Weightlifting is a fucker of a sport. Im learning this more so than ever recently! No matter what level you’re at – on any give day – your usual warm up weight will all of a sudden chew you up and spit you out, generally leaving you shocked, in disbelief and wondering what the fuck just happened.
It’s pretty hard for me to write this blog today as I’m feeling defeated, tired, and I left the gym in tears after my last PT session. ALL my lifts were chewing me up and spitting me out the other end, lifts I can usually do for double like this one..URGH….
We train ourselves to try and brush off these dips, deep down we know they happen and we generally come good when we need too. In fact I’m pretty sure I’ve felt like this a number of times since I started competing. That all out doom, the big black cloud hanging over my head telling me I’m done, I’ve lost my strength, my technique has gone to shit, my head spinning and going in full on freak out mode and then these words come out of my mouth “nope I’m not ready for the competition, I’m pulling out”
How many competitions have I pulled out of when I’m feeling like this?
Because you know what?
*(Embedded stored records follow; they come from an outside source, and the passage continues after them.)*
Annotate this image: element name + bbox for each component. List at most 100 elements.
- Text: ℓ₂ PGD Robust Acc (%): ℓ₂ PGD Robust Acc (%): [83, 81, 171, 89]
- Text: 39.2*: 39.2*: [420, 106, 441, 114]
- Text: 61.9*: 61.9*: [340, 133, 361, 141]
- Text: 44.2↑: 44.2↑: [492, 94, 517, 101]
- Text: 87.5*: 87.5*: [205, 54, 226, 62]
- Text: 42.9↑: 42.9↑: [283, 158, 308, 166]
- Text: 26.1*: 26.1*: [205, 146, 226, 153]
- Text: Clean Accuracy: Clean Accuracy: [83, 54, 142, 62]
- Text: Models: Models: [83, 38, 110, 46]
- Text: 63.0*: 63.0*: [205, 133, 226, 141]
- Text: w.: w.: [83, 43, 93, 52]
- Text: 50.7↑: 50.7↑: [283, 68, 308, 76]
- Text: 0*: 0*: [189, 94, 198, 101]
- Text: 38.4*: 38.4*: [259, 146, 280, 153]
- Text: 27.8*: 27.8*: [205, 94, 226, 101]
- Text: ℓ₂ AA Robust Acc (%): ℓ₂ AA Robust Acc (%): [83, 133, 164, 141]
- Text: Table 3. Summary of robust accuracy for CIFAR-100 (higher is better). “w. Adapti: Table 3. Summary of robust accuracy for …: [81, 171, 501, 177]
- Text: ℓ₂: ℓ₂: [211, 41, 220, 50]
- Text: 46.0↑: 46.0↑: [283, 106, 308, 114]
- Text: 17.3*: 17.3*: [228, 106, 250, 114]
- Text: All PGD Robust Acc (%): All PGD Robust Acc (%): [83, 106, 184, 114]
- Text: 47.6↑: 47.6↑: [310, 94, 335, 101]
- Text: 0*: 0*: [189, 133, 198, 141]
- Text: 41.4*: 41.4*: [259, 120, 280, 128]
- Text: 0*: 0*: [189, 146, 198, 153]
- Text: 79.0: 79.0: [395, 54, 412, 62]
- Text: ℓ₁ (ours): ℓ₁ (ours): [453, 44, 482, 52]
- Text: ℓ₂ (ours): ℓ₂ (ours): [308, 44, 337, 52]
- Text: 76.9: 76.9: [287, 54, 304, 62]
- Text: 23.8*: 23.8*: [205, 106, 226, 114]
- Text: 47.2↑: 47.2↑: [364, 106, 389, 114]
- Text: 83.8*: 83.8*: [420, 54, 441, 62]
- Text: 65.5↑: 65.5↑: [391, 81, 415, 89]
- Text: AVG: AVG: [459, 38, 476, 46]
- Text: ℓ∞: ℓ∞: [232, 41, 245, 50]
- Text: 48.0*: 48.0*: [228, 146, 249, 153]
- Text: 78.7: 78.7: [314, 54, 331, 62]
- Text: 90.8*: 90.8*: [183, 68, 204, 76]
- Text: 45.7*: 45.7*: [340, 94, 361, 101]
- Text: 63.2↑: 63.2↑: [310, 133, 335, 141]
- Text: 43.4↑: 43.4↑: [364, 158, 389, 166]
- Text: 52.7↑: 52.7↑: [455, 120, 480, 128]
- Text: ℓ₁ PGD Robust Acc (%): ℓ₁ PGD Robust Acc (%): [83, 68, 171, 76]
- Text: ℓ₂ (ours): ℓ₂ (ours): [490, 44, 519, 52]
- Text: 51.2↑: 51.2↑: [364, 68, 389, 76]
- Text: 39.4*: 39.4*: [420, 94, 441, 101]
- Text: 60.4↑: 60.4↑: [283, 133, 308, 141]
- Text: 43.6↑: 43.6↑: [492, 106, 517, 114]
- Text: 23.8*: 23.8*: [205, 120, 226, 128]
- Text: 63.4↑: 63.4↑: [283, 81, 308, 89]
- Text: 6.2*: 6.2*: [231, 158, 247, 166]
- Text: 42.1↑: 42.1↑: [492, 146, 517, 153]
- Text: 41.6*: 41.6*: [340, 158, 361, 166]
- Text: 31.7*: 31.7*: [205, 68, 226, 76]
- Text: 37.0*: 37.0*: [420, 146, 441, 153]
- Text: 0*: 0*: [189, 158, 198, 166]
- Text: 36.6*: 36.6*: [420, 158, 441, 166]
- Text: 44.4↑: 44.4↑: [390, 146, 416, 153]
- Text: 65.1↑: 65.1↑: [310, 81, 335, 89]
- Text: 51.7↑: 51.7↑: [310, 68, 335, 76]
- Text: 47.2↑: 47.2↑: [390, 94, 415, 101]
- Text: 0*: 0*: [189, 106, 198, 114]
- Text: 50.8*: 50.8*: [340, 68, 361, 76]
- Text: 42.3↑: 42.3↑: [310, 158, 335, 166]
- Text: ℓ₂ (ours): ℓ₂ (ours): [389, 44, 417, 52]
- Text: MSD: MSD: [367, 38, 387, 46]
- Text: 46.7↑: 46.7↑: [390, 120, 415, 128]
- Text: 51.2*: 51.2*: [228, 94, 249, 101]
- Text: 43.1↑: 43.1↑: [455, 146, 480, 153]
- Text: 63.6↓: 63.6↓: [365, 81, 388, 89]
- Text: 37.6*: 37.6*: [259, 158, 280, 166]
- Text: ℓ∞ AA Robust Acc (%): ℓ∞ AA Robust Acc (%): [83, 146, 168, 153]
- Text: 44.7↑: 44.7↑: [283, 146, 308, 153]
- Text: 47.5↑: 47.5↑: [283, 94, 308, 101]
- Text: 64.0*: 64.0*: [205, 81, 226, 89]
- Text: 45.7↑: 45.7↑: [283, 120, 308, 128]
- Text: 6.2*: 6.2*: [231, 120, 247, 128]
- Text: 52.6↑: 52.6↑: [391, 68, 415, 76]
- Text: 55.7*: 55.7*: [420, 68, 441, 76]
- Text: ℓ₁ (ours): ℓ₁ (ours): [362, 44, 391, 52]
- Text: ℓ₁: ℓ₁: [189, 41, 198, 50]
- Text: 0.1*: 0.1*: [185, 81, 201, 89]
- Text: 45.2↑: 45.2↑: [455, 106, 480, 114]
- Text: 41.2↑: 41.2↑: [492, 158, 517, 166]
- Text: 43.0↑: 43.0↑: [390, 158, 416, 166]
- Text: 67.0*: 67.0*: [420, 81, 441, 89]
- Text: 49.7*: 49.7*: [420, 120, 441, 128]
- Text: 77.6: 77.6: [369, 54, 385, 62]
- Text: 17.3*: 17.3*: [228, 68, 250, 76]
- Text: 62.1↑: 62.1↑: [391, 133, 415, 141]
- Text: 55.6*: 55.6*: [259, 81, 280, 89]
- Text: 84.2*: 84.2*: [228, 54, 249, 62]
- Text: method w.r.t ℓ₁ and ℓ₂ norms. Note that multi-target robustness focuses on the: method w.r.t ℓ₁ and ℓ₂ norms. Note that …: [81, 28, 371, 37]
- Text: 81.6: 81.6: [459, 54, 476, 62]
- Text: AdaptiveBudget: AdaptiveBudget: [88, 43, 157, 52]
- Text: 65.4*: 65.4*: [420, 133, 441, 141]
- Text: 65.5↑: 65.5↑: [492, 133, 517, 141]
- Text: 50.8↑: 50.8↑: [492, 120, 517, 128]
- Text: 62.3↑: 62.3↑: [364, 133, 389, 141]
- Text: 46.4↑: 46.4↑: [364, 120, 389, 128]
I’ll never feel ‘ready’ – even if I was hitting every single lift, every single time, I still wouldn’t feel ready. Even if everything was going exactly the way I thought it should be, I still wouldn’t feel ready. You see feeling ready and being ready are two very different things and yet the ‘feeling’ has way more impact than the ‘being’..
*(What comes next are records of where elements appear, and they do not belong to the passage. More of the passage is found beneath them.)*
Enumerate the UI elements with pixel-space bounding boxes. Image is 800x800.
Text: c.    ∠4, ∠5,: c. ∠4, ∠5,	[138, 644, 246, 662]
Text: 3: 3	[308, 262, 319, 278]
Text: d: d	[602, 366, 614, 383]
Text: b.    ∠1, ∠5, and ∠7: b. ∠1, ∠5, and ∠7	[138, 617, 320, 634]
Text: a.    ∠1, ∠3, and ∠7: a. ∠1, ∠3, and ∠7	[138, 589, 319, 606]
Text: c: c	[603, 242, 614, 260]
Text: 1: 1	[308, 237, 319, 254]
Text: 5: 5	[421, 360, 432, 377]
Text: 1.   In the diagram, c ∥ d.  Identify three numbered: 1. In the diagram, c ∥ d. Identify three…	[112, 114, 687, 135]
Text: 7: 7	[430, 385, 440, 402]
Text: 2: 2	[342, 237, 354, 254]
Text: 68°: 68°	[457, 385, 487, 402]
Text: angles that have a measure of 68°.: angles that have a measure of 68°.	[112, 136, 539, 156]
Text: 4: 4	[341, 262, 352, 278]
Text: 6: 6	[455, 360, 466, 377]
The ‘feeling ready’ is a mental thing, as a comp approaches I start getting the jitters, I approach lifts differently in training, telling Myself I HAVE to make this lift or I won’t be ready. No-one can tell me different, not my team-mates, not my Coach, no-one. In fact the only person that can change how I feel is Me. And that’s WAY easier said than done.
The fact is I set Myself a HUGE HUGE goal and then I put Myself under an immense amount of pressure to achieve it in just under a year. Long story short I want to qualify for The Masters Worlds Weightlifting Competition – to do this I need to hit a 95kg comp total – at the time I had a 72kg training total. So yeah, I dream big!! With a whole heap of time, work and laser focus I got my lifts were they need to be to qualify but what’s happened now is my mental game has gone to shit. The closer and more realistic my dream becomes the more pressure I’m putting on Myself and so..
My last 3-4 sessions I have missed an insane amount of ‘easy’ lifts. Getting more and more and more worked up until BOOM I don’t even want to lift anymore. MINUS CRAIC.
So now what?
Well I’ve decided I need to come to a screeching halt and get back to what’s important. The reason I started…I love the barbell,I love the platform.
I just love training.
Training for the fun, for the buzz, for the stress relief, for the laughs with my mates, for the epic fails and the even more epic hits!
I’d lost that the last few months, so obsessed with my goal – yeah we need goals, but not at the expense of our joy and love for the barbell and what we can do with it. I need to bounce back into the Gym again, tape up my thumbs, lash on the chalk and Snatch for the fun. Play around with complex’s, laugh at missed lifts, enjoy the process and enjoy the journey it’s taking me on. You know even writing this gives me that heart pounding, exciting buzz for just turning up and having fun – NO PRESSURE.
And so I’ve learned the hard way how losing the fun can affect you and I wanted to share with you in case you’re entering or your currently in a ‘downer’ with your training.
It could be your just not having fun anymore, you could be putting pressure on yourself, maybe life is just getting in the way right now. Whatever it is that’s stopping you doing it ‘for the fun’ kick that shit to the kerb. Without fun we may as well not train at all, there’s no point in doing something that doesn’t bring us joy, happiness, a few laughs.
I’d like to tell you that going into the gym and doing it ‘just for fun’ has revolutionized my training but I can’t – YET – why? Because only in writing this have I realised the joy I’ve taken from Myself, this blog was gonna be a big ass moan about how shit I feel, but, for me, writing is a kinda therapy and generally shows me the ‘way’.
I can promise you this – I will bounce into the gym tonight and I will train for fun.
I’ll keep you updated on how that feels!